I agree to some extent but then I wonder if an ER doc proscribes you only a few day supply of an opiate pain killer and then you go to your primary care doctor a few days later and he writes you another partial or full scrip for the same pain killer, that you wont end up in some data base as a doctor shopper.
And I would add it may not always be necessary to follow up with a primary care doctor after a visit to the ER for some types of injury if it doesnt require follow up or further treatment and it can sometimes take a week or more to be seen by a lot of primary care docs and even more by some specialists.

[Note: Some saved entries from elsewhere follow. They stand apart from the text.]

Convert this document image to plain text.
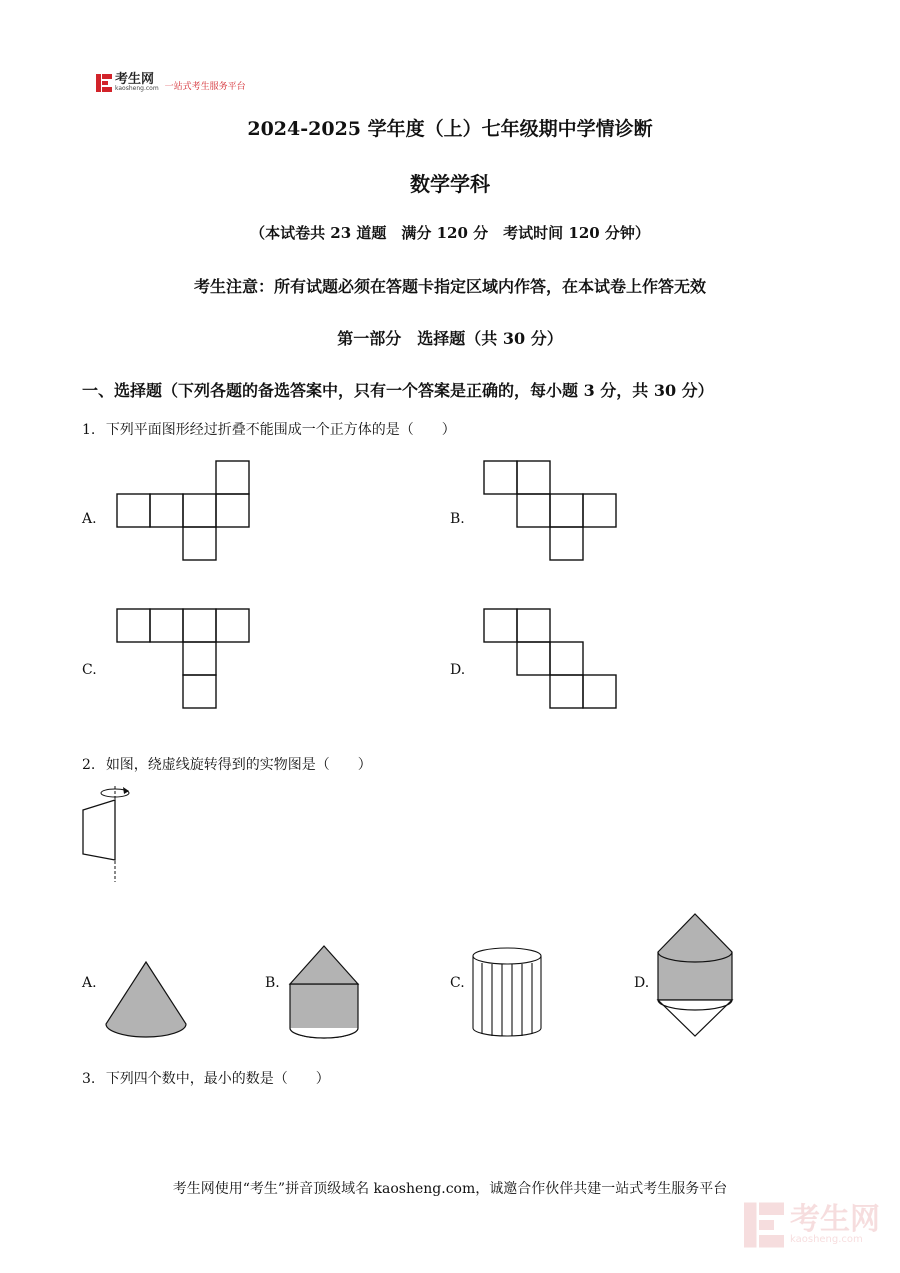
考生网
kaosheng.com 一站式考生服务平台
2024-2025 学年度（上）七年级期中学情诊断
数学学科
（本试卷共 23 道题　满分 120 分　考试时间 120 分钟）
考生注意：所有试题必须在答题卡指定区域内作答，在本试卷上作答无效
第一部分　选择题（共 30 分）
一、选择题（下列各题的备选答案中，只有一个答案是正确的，每小题 3 分，共 30 分）
1. 下列平面图形经过折叠不能围成一个正方体的是（　　）
A.	B.
C.	D.
2. 如图，绕虚线旋转得到的实物图是（　　）
A.	B.	C.	D.
3. 下列四个数中，最小的数是（　　）
考生网使用“考生”拼音顶级域名 kaosheng.com，诚邀合作伙伴共建一站式考生服务平台
考生网
kaosheng.com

Back in around 2003, I a relative took me to the ER one evening because my back pain and back muscle spasms were so bad that I couldnt stand up straight without severe pain I initially didnt want to go BTW, but she convinced me. The ER doc did an examination, asked a lot of questions and determined I had a slipped disc and a pinched nerve and the pain was causing the muscle spasms which in turn were exasperating the inflammation. He sent me home with an Rx for muscle relaxers (1 every 4 hours), Percocet (1 every 6 hours), enough for about 7 days and a steroid for the inflammation and at the ER gave me a shot of an anti-inflammatory drug. Boy those drugs knocked me out but they also worked. I ended up not taking all the muscle relaxers and Percocet, only took them for about 4 days and I did follow up with an orthopedic (I had to wait two weeks to be seen BTW). By the time I saw him I wasnt in eructating pain anymore and didnt need pain meds but he did write a new Rx for the muscle relaxers with instructions on when and how to take them and only if necessary and wrote a script for what he called Back School, i.e. physical therapy. If the ER doc had only wrote a script for a day or two worth of pain meds, considering how long it took to be seen by the ortho, I might have likely ended up back at the ER, missed more than 4 days of work and would have suffered needlessly. Just saying.